Pas d’intérêts moratoires sur acomptes versés avant l’établissement de l’imposition

Les intérêts moratoires dus par l’administration en cas de dégrèvement contentieux prononcé à la suite d’une erreur dans l’assiette ou le calcul de l’impôt ne peuvent pas courir avant l’établissement de l’impôt en cause, indépendamment d’éventuels acomptes versés en application des règles de recouvrement.

En cas de dégrèvement prononcé par un tribunal ou par l’administration à la suite d’une réclamation portant sur une erreur commise dans l’assiette ou dans le calcul des impositions, les sommes déjà perçues sont remboursées au contribuable et donnent lieu au paiement d’intérêts moratoires calculés à compter du jour du paiement des impositions concernées (LPF art.

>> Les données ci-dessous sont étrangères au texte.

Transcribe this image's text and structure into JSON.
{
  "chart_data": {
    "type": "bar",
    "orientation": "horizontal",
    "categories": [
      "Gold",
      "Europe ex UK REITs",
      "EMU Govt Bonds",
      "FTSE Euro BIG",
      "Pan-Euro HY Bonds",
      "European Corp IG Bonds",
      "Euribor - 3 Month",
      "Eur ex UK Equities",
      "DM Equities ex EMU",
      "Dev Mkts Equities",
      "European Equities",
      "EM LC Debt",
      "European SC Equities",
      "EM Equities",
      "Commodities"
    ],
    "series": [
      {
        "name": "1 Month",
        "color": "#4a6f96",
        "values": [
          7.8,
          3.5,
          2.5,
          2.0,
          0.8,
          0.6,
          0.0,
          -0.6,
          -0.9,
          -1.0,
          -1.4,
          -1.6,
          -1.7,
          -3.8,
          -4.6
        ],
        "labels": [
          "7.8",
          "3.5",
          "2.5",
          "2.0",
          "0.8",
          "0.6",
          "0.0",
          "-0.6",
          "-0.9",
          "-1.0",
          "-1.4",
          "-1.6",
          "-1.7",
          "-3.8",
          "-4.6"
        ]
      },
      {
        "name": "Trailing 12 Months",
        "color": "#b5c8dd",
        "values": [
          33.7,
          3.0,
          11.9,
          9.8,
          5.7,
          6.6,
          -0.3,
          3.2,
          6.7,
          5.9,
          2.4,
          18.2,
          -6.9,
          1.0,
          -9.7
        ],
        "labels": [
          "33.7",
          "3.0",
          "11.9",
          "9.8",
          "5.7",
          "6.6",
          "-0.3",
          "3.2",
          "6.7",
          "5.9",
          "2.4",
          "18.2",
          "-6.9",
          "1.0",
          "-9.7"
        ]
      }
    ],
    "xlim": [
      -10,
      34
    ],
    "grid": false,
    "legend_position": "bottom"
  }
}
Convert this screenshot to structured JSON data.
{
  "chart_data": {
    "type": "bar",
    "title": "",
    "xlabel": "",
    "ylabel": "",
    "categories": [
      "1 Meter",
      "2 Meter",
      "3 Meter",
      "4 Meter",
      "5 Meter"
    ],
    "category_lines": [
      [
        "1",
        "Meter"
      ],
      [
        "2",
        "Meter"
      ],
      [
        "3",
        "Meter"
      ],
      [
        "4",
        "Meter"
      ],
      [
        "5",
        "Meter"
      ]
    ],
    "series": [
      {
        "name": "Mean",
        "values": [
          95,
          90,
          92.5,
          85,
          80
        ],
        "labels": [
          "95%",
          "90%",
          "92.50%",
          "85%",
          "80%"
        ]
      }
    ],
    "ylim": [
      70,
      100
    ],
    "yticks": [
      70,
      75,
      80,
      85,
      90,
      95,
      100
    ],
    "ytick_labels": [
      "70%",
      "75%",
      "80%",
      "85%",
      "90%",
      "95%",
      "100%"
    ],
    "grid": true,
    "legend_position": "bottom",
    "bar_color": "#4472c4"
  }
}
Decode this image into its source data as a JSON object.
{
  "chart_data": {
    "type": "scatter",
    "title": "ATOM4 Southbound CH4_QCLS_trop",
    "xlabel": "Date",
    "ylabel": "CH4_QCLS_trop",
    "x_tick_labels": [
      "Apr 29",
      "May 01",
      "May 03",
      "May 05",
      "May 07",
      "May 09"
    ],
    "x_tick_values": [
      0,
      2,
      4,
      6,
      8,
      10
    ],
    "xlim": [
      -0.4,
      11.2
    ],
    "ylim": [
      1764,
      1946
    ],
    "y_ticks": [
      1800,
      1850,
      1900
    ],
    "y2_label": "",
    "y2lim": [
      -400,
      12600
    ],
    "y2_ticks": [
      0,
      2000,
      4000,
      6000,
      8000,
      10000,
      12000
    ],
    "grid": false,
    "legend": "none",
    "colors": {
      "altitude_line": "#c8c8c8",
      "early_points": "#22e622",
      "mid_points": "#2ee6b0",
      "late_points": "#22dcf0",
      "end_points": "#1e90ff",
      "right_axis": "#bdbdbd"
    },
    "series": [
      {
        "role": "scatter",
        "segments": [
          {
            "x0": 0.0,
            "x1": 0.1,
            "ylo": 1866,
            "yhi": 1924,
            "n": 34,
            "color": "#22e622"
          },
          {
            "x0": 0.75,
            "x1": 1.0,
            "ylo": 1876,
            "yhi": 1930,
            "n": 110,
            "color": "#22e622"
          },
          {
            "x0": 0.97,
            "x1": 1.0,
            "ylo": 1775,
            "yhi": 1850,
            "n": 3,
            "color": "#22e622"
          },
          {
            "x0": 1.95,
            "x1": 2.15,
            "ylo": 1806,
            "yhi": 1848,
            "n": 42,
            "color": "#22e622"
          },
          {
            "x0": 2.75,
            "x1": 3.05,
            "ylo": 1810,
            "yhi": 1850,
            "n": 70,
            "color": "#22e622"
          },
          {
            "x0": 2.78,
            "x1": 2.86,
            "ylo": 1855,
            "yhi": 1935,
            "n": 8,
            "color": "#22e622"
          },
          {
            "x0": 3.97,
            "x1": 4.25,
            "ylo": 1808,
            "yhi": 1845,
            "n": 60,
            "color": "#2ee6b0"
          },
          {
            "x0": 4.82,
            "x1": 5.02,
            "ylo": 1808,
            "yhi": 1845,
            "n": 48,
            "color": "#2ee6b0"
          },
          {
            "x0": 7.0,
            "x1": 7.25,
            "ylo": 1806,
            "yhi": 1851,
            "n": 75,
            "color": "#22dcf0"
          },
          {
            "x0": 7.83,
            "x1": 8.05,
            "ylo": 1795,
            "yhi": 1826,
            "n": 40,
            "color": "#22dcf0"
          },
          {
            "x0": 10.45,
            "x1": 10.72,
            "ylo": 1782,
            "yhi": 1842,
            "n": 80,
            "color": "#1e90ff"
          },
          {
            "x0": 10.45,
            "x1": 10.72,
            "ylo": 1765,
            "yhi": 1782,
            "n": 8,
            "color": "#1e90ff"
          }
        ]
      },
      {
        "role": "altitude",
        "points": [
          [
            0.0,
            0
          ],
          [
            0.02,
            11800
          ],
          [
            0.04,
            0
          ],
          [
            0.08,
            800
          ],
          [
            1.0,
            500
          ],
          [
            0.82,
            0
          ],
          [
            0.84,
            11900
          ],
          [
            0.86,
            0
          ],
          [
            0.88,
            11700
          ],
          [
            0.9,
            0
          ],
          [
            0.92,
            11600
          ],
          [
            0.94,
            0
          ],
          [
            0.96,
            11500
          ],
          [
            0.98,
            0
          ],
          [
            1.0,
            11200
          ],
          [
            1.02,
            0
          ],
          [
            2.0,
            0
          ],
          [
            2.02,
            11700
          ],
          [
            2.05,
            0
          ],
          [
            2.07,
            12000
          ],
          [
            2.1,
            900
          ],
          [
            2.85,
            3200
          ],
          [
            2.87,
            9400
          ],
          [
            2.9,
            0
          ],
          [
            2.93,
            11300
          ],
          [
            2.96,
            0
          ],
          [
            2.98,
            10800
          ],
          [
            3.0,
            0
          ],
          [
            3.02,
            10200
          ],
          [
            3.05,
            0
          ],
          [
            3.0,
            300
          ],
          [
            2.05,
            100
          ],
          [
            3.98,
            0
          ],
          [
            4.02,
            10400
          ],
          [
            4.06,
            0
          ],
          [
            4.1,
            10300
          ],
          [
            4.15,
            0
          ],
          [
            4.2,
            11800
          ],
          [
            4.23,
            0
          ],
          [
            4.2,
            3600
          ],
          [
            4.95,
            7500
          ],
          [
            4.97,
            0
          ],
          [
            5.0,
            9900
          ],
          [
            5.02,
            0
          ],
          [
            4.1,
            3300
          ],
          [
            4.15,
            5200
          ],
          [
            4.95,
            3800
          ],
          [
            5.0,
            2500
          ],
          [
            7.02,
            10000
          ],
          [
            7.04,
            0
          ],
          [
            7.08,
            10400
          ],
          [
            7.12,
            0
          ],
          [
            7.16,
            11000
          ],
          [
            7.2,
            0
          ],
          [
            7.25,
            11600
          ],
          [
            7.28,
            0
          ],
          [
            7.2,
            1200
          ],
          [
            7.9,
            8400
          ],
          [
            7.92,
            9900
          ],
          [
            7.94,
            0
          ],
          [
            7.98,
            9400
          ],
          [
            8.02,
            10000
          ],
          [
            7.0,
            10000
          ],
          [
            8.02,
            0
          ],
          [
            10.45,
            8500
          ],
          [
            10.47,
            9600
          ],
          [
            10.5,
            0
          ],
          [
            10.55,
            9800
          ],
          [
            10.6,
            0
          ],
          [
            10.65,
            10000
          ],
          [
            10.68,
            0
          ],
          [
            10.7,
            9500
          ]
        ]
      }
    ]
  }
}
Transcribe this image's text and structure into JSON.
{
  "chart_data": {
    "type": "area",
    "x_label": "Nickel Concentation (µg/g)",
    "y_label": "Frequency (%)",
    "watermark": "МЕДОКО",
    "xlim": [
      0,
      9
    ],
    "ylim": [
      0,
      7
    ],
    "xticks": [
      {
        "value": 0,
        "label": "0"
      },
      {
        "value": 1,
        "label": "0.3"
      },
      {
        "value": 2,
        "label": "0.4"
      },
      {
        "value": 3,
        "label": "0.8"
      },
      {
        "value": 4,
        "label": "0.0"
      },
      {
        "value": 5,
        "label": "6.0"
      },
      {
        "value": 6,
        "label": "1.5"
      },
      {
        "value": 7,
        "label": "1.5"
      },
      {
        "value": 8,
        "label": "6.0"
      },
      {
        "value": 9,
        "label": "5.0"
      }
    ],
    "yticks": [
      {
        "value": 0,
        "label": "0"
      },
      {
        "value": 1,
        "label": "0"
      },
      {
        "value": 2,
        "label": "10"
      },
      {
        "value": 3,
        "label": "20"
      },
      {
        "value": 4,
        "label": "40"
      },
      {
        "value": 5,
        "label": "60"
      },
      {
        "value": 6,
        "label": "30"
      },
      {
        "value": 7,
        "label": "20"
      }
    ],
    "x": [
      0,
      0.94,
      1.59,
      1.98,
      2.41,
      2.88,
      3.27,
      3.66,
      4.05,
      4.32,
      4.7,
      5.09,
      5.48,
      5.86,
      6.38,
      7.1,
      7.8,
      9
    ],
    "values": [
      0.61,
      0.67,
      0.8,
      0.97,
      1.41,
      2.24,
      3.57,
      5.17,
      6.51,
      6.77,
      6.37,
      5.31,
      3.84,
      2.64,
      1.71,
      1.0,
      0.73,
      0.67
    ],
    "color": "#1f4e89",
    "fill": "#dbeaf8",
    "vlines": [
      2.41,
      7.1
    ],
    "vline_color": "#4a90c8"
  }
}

L 208).

En l’espèce, la cour administrative d’appel de Versailles a jugé qu’une société était fondée à solliciter le paiement d’intérêts moratoires complémentaires à raison d’une réduction de cotisation sur la valeur ajoutée (CVAE) obtenue au titre de 2014 et 2015 dans la mesure où, selon elle, les intérêts moratoires auxquels la contribuable avait droit couraient à compter du versement de chaque acompte au paiement duquel elle était tenue, au plus tard le 15 juin et le 15 septembre de l’année d’imposition.

Toutefois, le Conseil d’État considère qu’en statuant ainsi, la cour a commis une erreur de droit. Il précise qu’en cas de dégrèvement de CVAE, les intérêts ne peuvent pas courir à raison d’une période antérieure à la liquidation du solde de la cotisation et donc à compter du versement de chaque acompte. Il s’aligne ainsi sur la doctrine administrative (BOI-CTX-DG-20-50-30 nos 60 à 80) selon laquelle lorsque l'impôt dégrevé a donné lieu au paiement d'acomptes, le point de départ des intérêts moratoires se situe, au plus tôt, à la date de liquidation du solde de l'impôt.

Cette décision infirme la jurisprudence adoptée jusqu’à présent par les juges du fond qui procédaient à une application stricte de la lettre de l'article L 208 du LPF selon lequel les intérêts courent du jour du paiement, le versement d’un acompte provisionnel constituant un paiement (TA Melun 3-10-1999 n° 1703756 ; TA Montreuil 30-6-2020 n° 1903767, 1907448).

Attention. Si, en l’espèce, la solution concerne la CVAE qui sera supprimée à compter de 2024, elle conserve néanmoins un intérêt dans la mesure où elle est susceptible de concerner tous les autres impôts donnant lieu au versement d’acomptes, tels l’impôt sur les sociétés, la cotisation foncière des entreprises ou, encore, l’impôt sur le revenu.